West Bengal chief minister Mamata was trailing by 8,201 votes on the key Nandigram seat, according to latest figures available on the Election Commission’s website.
TMC’s supremo’s former aide who is the BJP challenger Suvendu Adhikari is leading on the seat, which he won in the 2016 Assembly elections.
Mamata Banerjee’s Trinamool Congress has crossed the halfway mark in West Bengal, where the BJP seems to have made gains since the 2019 Lok Sabha elections. Trinamool Congress is leading in 158 seats while the BJP is ahead in 124 seats, early trends show.
However, the Chief Minister herself is trailing in Nandigram by over 7,000 votes, according to early trends being reported by TV channels. Mamata Banerjee is contesting against the BJP’s Suvendhu Adhikari, her ex-aide, whose December defection triggered a flood of exits from the Trinamool Congress. She is reportedly trailing there.
Counting of votes for the West Bengal Assembly elections began at 8 am on Sunday amid strict health protocols, as it is taking place amid a raging second wave of COVID-19.
BJP heavyweight Swapan Dasgupta was trailing in West Bengal’s Tarakeswar assembly constituency by a margin of 6,107 votes, according to figures on the Election Commission. Trinamool Congress’s Ramendu Sinharay is leading on the seat.
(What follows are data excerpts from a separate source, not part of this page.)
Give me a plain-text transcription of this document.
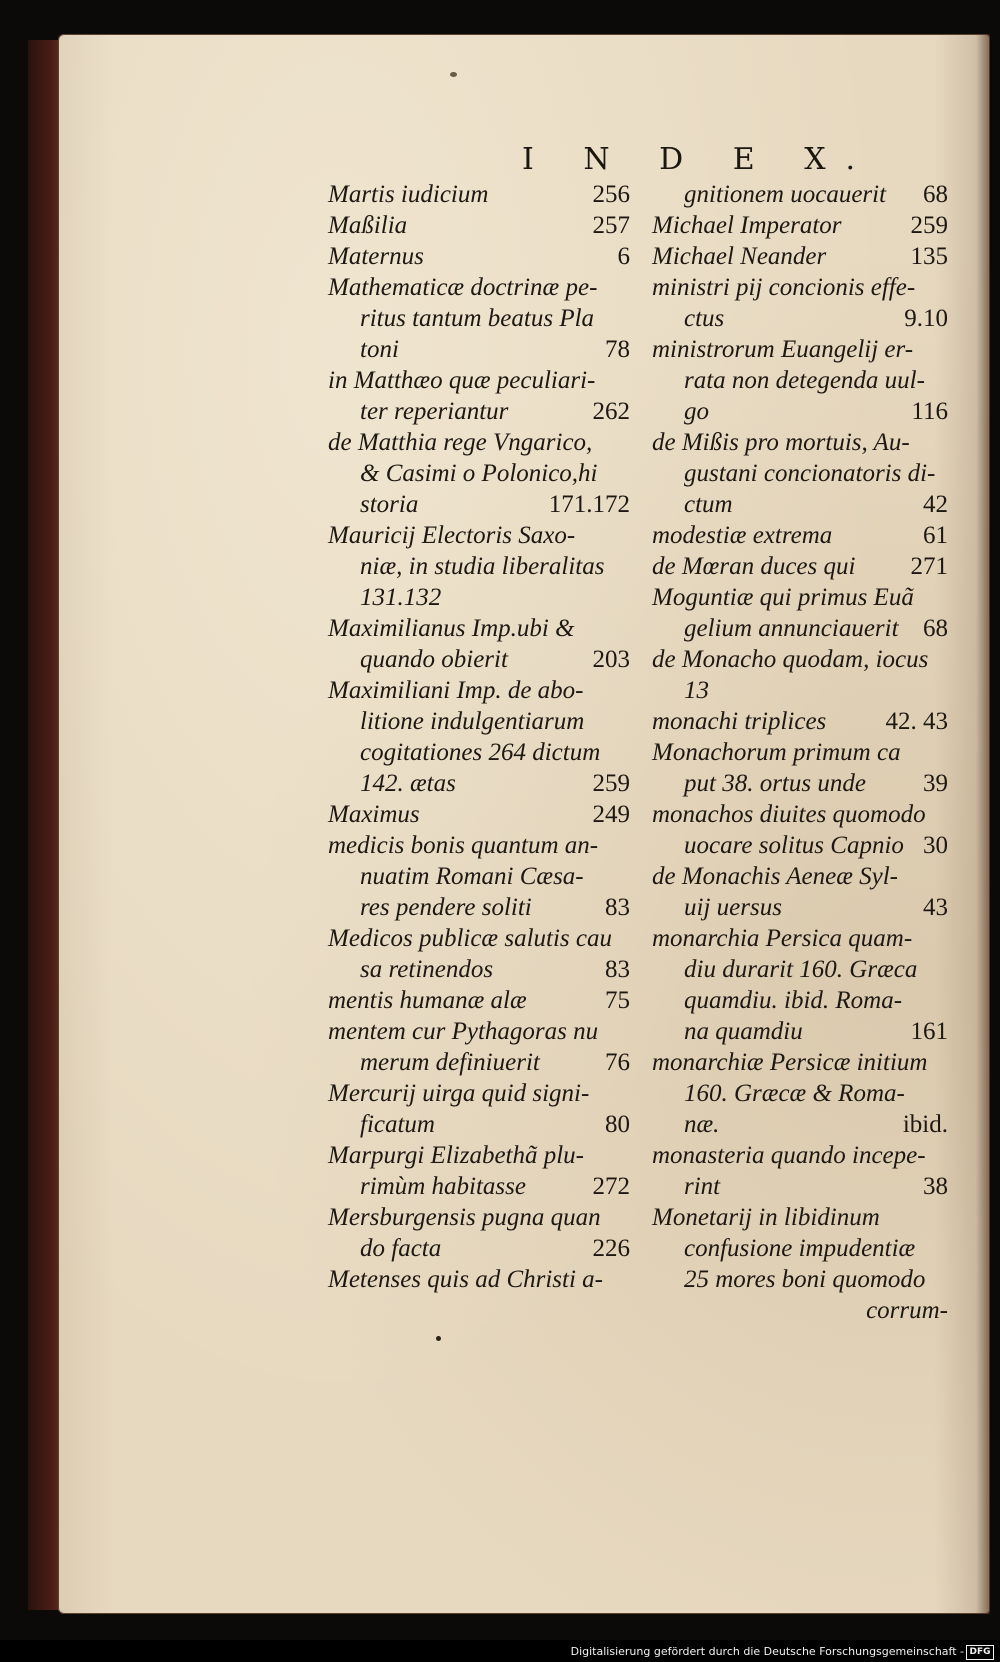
I N D E X.
Martis iudicium	256
Maßilia	257
Maternus	6
Mathematicæ doctrinæ pe-
ritus tantum beatus Pla
toni	78
in Matthæo quæ peculiari-
ter reperiantur	262
de Matthia rege Vngarico,
& Casimi o Polonico,hi
storia	171.172
Mauricij Electoris Saxo-
niæ, in studia liberalitas
131.132
Maximilianus Imp.ubi &
quando obierit	203
Maximiliani Imp. de abo-
litione indulgentiarum
cogitationes 264 dictum
142. ætas	259
Maximus	249
medicis bonis quantum an-
nuatim Romani Cæsa-
res pendere soliti	83
Medicos publicæ salutis cau
sa retinendos	83
mentis humanæ alæ	75
mentem cur Pythagoras nu
merum definiuerit	76
Mercurij uirga quid signi-
ficatum	80
Marpurgi Elizabethã plu-
rimùm habitasse	272
Mersburgensis pugna quan
do facta	226
Metenses quis ad Christi a-
gnitionem uocauerit 68
Michael Imperator	259
Michael Neander	135
ministri pij concionis effe-
ctus	9.10
ministrorum Euangelij er-
rata non detegenda uul-
go	116
de Mißis pro mortuis, Au-
gustani concionatoris di-
ctum	42
modestiæ extrema	61
de Mœran duces qui 271
Moguntiæ qui primus Euã
gelium annunciauerit 68
de Monacho quodam, iocus
13
monachi triplices 42. 43
Monachorum primum ca
put 38. ortus unde 39
monachos diuites quomodo
uocare solitus Capnio 30
de Monachis Aeneæ Syl-
uij uersus	43
monarchia Persica quam-
diu durarit 160. Græca
quamdiu. ibid. Roma-
na quamdiu	161
monarchiæ Persicæ initium
160. Græcæ & Roma-
næ.	ibid.
monasteria quando incepe-
rint	38
Monetarij in libidinum
confusione impudentiæ
25 mores boni quomodo
corrum-
Digitalisierung gefördert durch die Deutsche Forschungsgemeinschaft - DFG
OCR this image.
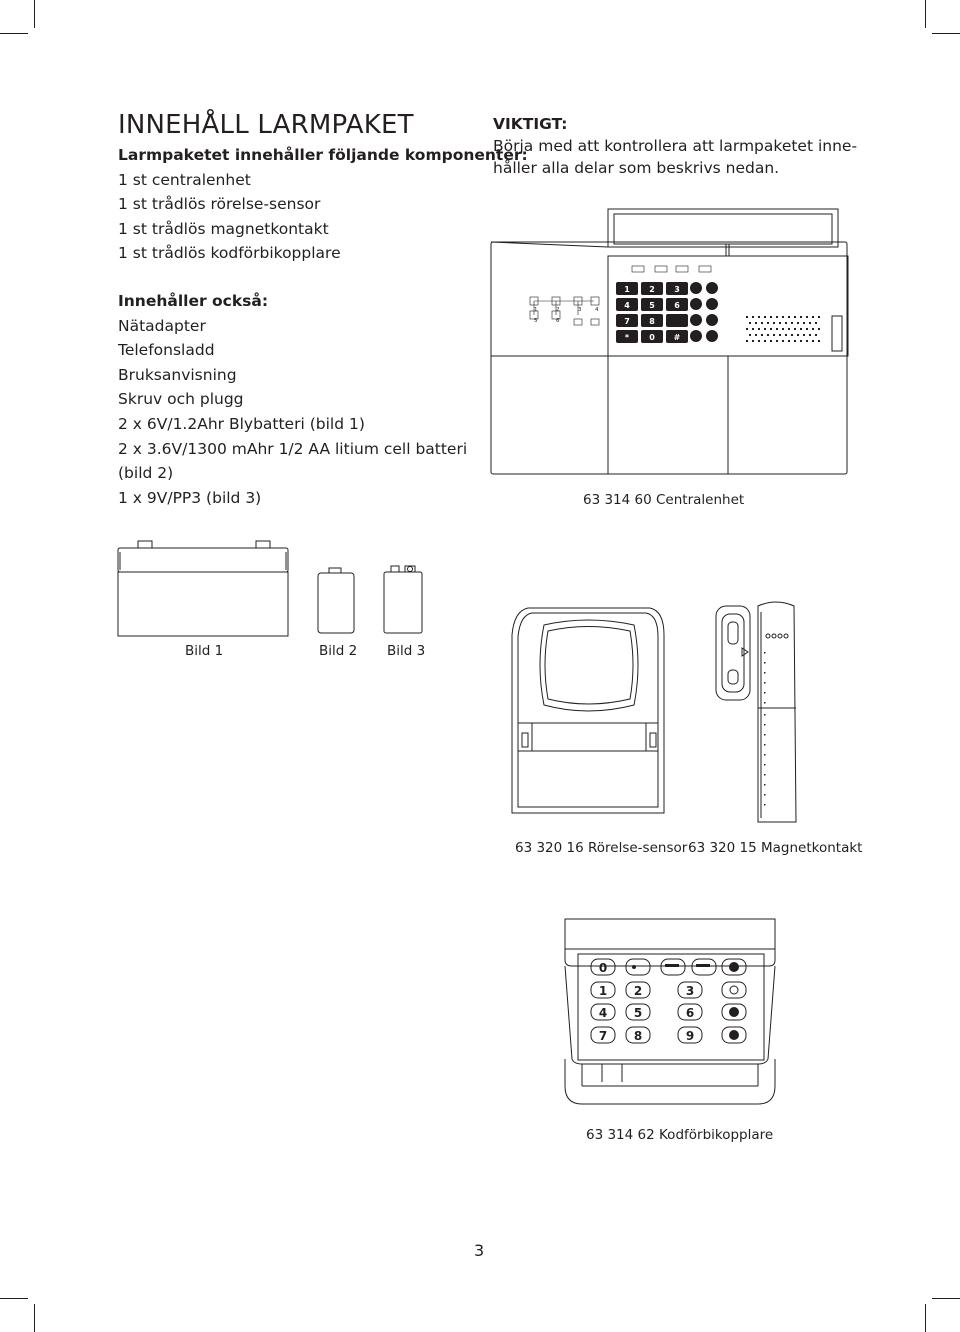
INNEHÅLL LARMPAKET
Larmpaketet innehåller följande komponenter:
1 st centralenhet
1 st trådlös rörelse-sensor
1 st trådlös magnetkontakt
1 st trådlös kodförbikopplare
Innehåller också:
Nätadapter
Telefonsladd
Bruksanvisning
Skruv och plugg
2 x 6V/1.2Ahr Blybatteri (bild 1)
2 x 3.6V/1300 mAhr 1/2 AA litium cell batteri
(bild 2)
1 x 9V/PP3 (bild 3)
VIKTIGT:
Börja med att kontrollera att larmpaketet inne-
håller alla delar som beskrivs nedan.
1	2	3 4
5	6
1 2 3
4 5 6
7 8
*	0 #
63 314 60 Centralenhet
Bild 1	Bild 2 Bild 3
63 320 16 Rörelse-sensor 63 320 15 Magnetkontakt
0
1 2	3
4 5	6
7 8	9
63 314 62 Kodförbikopplare
3
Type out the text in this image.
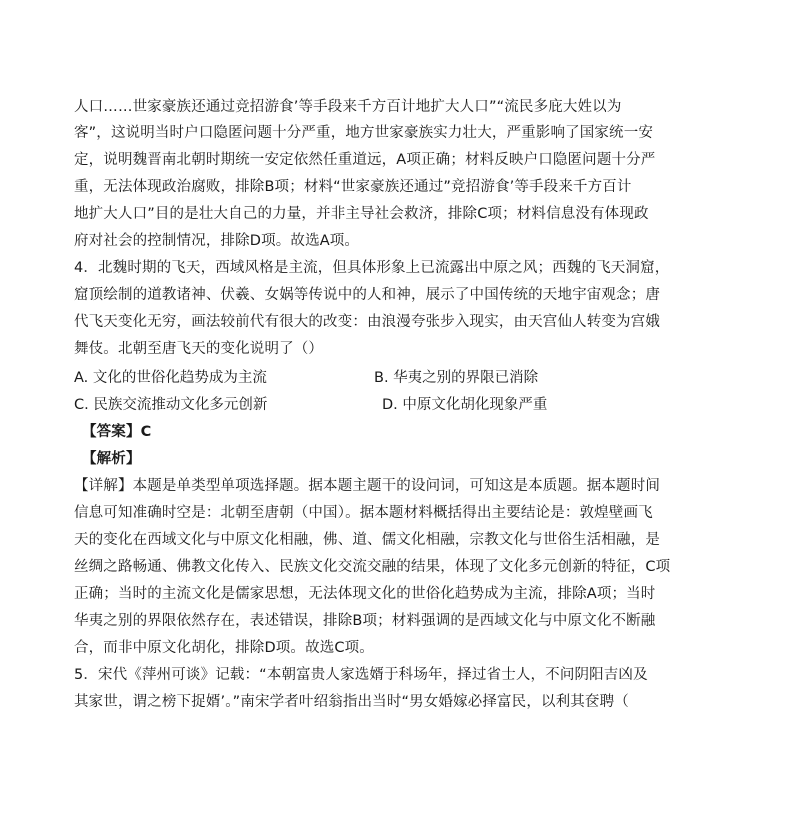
人口……世家豪族还通过竞招游食’等手段来千方百计地扩大人口”“流民多庇大姓以为
客”，这说明当时户口隐匿问题十分严重，地方世家豪族实力壮大，严重影响了国家统一安
定，说明魏晋南北朝时期统一安定依然任重道远，A项正确；材料反映户口隐匿问题十分严
重，无法体现政治腐败，排除B项；材料“世家豪族还通过”竞招游食’等手段来千方百计
地扩大人口”目的是壮大自己的力量，并非主导社会救济，排除C项；材料信息没有体现政
府对社会的控制情况，排除D项。故选A项。
4．北魏时期的飞天，西域风格是主流，但具体形象上已流露出中原之风；西魏的飞天洞窟，
窟顶绘制的道教诸神、伏羲、女娲等传说中的人和神，展示了中国传统的天地宇宙观念；唐
代飞天变化无穷，画法较前代有很大的改变：由浪漫夸张步入现实，由天宫仙人转变为宫娥
舞伎。北朝至唐飞天的变化说明了（）
A. 文化的世俗化趋势成为主流	B. 华夷之别的界限已消除
C. 民族交流推动文化多元创新	D. 中原文化胡化现象严重
【答案】C
【解析】
【详解】本题是单类型单项选择题。据本题主题干的设问词，可知这是本质题。据本题时间
信息可知准确时空是：北朝至唐朝（中国）。据本题材料概括得出主要结论是：敦煌壁画飞
天的变化在西域文化与中原文化相融，佛、道、儒文化相融，宗教文化与世俗生活相融，是
丝绸之路畅通、佛教文化传入、民族文化交流交融的结果，体现了文化多元创新的特征，C项
正确；当时的主流文化是儒家思想，无法体现文化的世俗化趋势成为主流，排除A项；当时
华夷之别的界限依然存在，表述错误，排除B项；材料强调的是西域文化与中原文化不断融
合，而非中原文化胡化，排除D项。故选C项。
5．宋代《萍州可谈》记载：“本朝富贵人家选婿于科场年，择过省士人，不问阴阳吉凶及
其家世，谓之榜下捉婿’。”南宋学者叶绍翁指出当时“男女婚嫁必择富民，以利其奁聘（
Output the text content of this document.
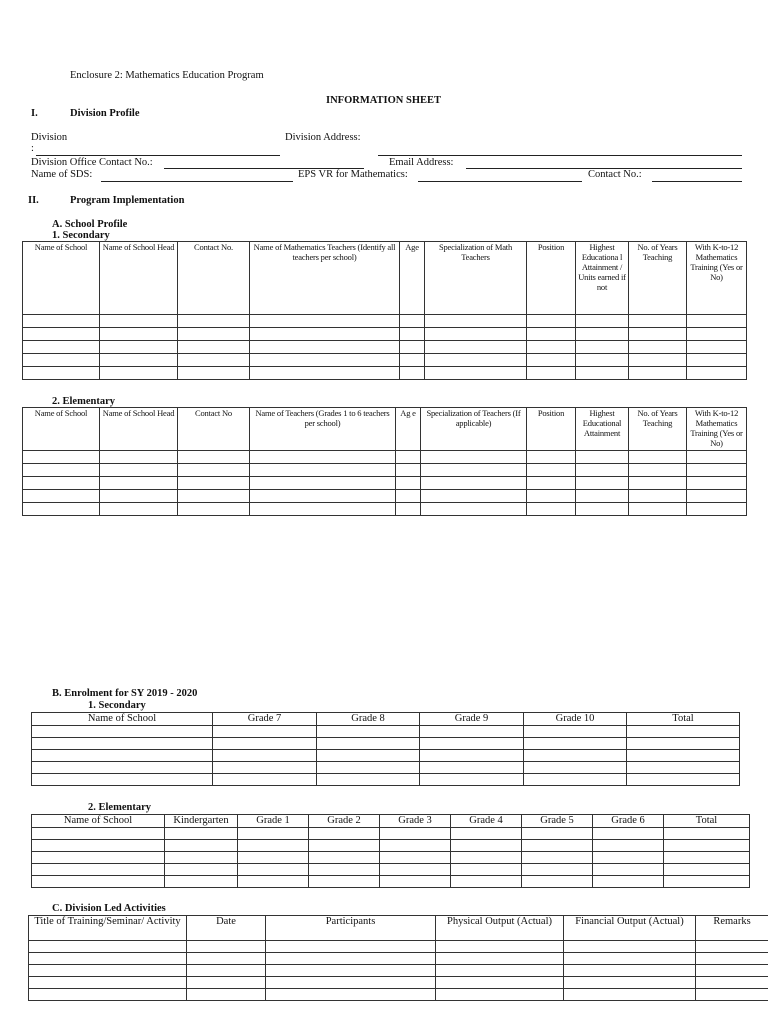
Enclosure 2: Mathematics Education Program
INFORMATION SHEET
I.	Division Profile
Division
:
Division Address:
Division Office Contact No.:	Email Address:
Name of SDS:	EPS VR for Mathematics:	Contact No.:
II.	Program Implementation
A. School Profile
1. Secondary
Name of School	Name of School Head	Contact No.	Name of Mathematics Teachers (Identify all teachers per school)	Age	Specialization of Math Teachers	Position	Highest Educationa l Attainment / Units earned if not	No. of Years Teaching	With K-to-12 Mathematics Training (Yes or No)

2. Elementary
Name of School	Name of School Head	Contact No	Name of Teachers (Grades 1 to 6 teachers per school)	Ag e	Specialization of Teachers (If applicable)	Position	Highest Educational Attainment	No. of Years Teaching	With K-to-12 Mathematics Training (Yes or No)

B. Enrolment for SY 2019 - 2020
1. Secondary
Name of School	Grade 7	Grade 8	Grade 9	Grade 10	Total

2. Elementary
Name of School	Kindergarten	Grade 1	Grade 2	Grade 3	Grade 4	Grade 5	Grade 6	Total

C. Division Led Activities
Title of Training/Seminar/ Activity	Date	Participants	Physical Output (Actual)	Financial Output (Actual)	Remarks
Trinamool Congress (TMC) leader and PWD minister Aroop Biswas is leading from Tollygunge assembly constituency, which has witnessed a high-stake battle this time, while Bharatiya Janata Party (BJP) leader and Union Minister Supriyo is trailing.
TMC leading in Maldaha, where the Congress won in 2016 Cong with a margin of 33,309 votes. Veteran TMC leader and minister Firhad Hakim is leading ahead of Congress’s Md Mukhtar from Kolkata Port. The ruling party has also taken lead in Sitalkuchi where central forces had shot four villagers dead.
People across the country their eyes fixed on the West Bengal election results as the BJP looks to break into the Opposition’s last bastion in the East.
The TMC was fighting some degree of anti-incumbency after being in power for 10 years and was attempting to ward off a challenge by the BJP, led by Prime Minister Narendra Modi and Union Home Minister Amit Shah. The Left Front, which once governed Bengal for decades, allied with the Congress. Both have been hoping to turn around their fortunes after shrinking electorally in the state for over a decade.